Suppose that a transition-metal ion was in a lattice in which it was in contact with just two nearby anions, located on opposite sides of the metal. Diagram the splitting of the metal \(d\) orbitals that would result from such a crystal field. Assuming a strong field, how many unpaired electrons would you expect for a metal ion with six \(d\) electrons? (Hint: Consider the linear axis to be the z-axis).

Short answer

In a linear crystal field with two nearby anions located on opposite sides of the metal along the z-axis, the d orbitals split into two energy levels: higher energy level with \(d_{z^2}\) and lower energy level with \(d_{xy}\), \(d_{xz}\), \(d_{yz}\), and \(d_{x^2-y^2}\). For a metal ion with six d electrons in a strong field, the electron distribution would first occupy the lower energy level orbitals, and the remaining electron goes to the higher energy level orbital. This results in two unpaired electrons, one in the \(d_{yz}\) orbital and another in the \(d_{x^2-y^2}\) orbital.

Step-by-step solution

Understand the splitting of d orbitals in a crystal field

Typically, in a crystal field, the electrostatic interactions between the metal ions and the nearby anions result in splitting the metal's d orbitals into two energy levels. This splitting is determined by the geometry of the surrounding anions. In our case, since there are only two anions, and they are located on opposite sides of the metal, we can treat it as a linear crystal field, with the anions located along the z-axis.

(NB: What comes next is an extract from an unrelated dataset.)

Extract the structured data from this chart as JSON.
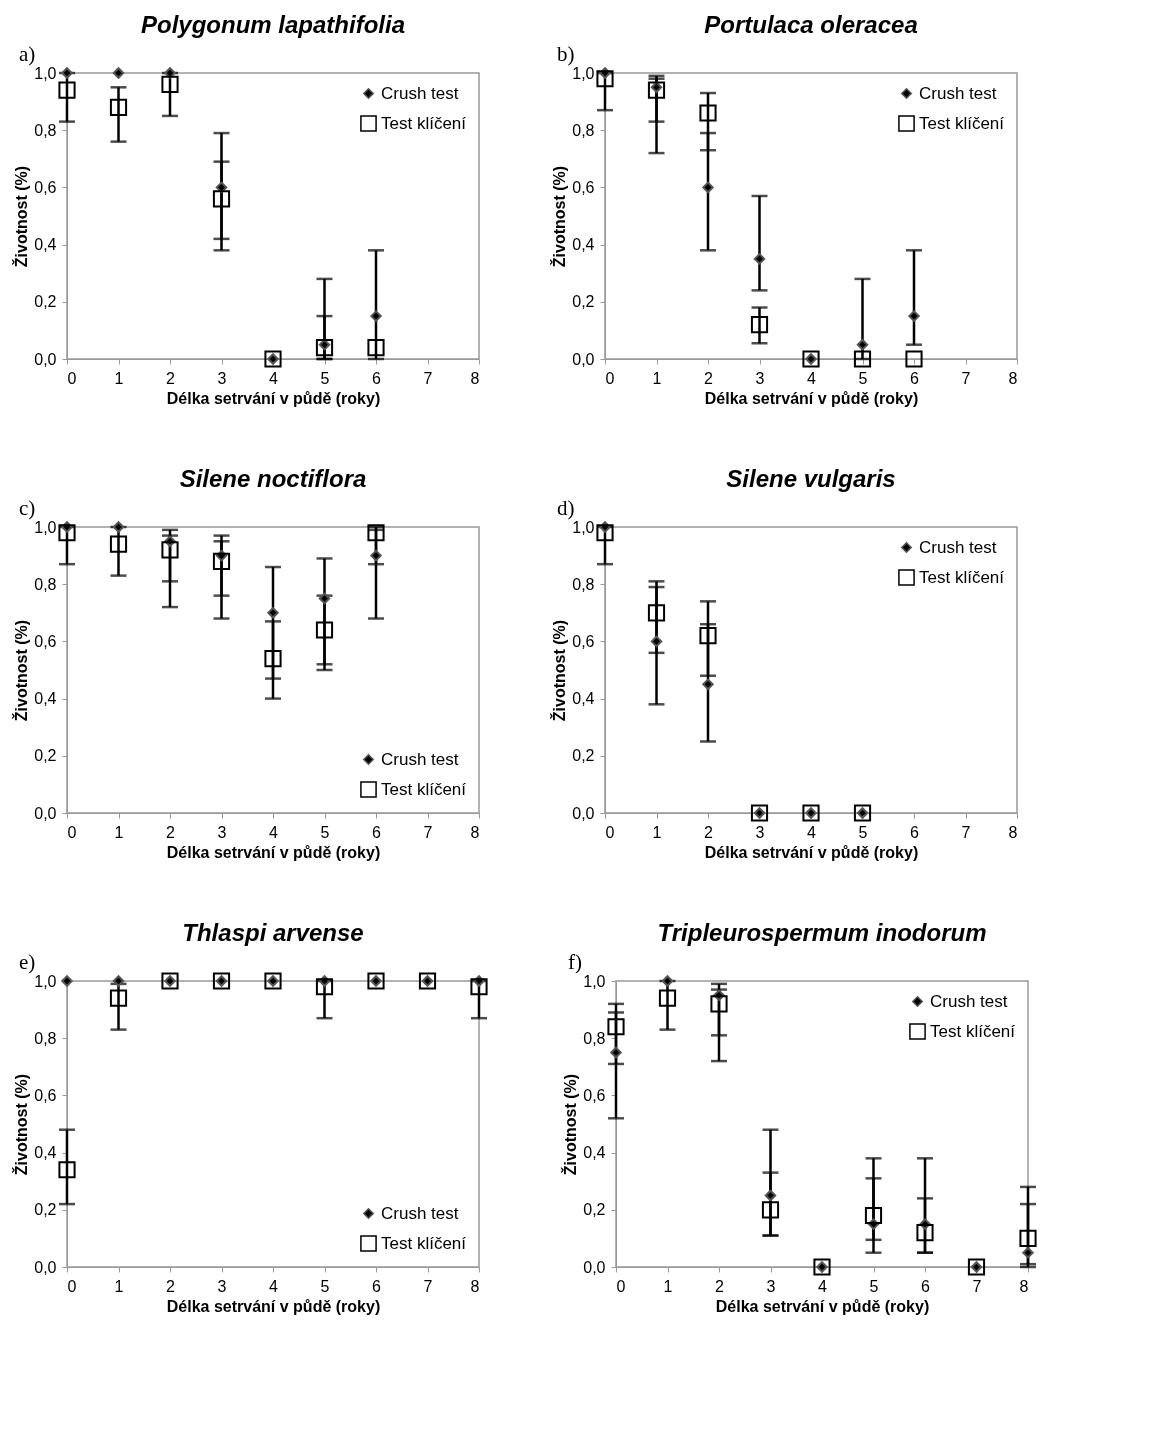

Diagram the splitting of d orbitals in a linear crystal field

In a linear crystal field, the d orbitals will split into two energy levels, with the \(d_{z^2}\) orbital at a higher energy level, while the \(d_{xy}\), \(d_{xz}\), \(d_{yz}\), and \(d_{x^2-y^2}\) orbitals remain at a lower energy level. The splitting can be represented as: - Higher energy level: \(d_{z^2}\) - Lower energy level: \(d_{xy}\), \(d_{xz}\), \(d_{yz}\), and \(d_{x^2-y^2}\)

Determine the number of unpaired electrons for a strong field

A strong field indicates that the electrostatic interactions between the metal ions and the anions are strong enough to cause a significant energy difference between the two split energy levels. In a strong field, the electrons will occupy the lower energy level orbitals before occupying the higher energy level orbitals. Since we have six d electrons, in a strong field, they will first occupy all the lower energy level orbitals: - \(d_{xy}\): 2 electrons (paired) - \(d_{xz}\): 2 electrons (paired) - \(d_{yz}\): 1 electron (unpaired) - \(d_{x^2-y^2}\): 1 electron (unpaired) The remaining electron will occupy the higher energy level orbital: - \(d_{z^2}\): 0 electrons

Count the number of unpaired electrons

Based on the strong field distribution, we have the following unpaired electrons: - \(d_{yz}\): 1 unpaired electron - \(d_{x^2-y^2}\): 1 unpaired electron In a strong field linear crystal with six d electrons, we would expect two unpaired electrons.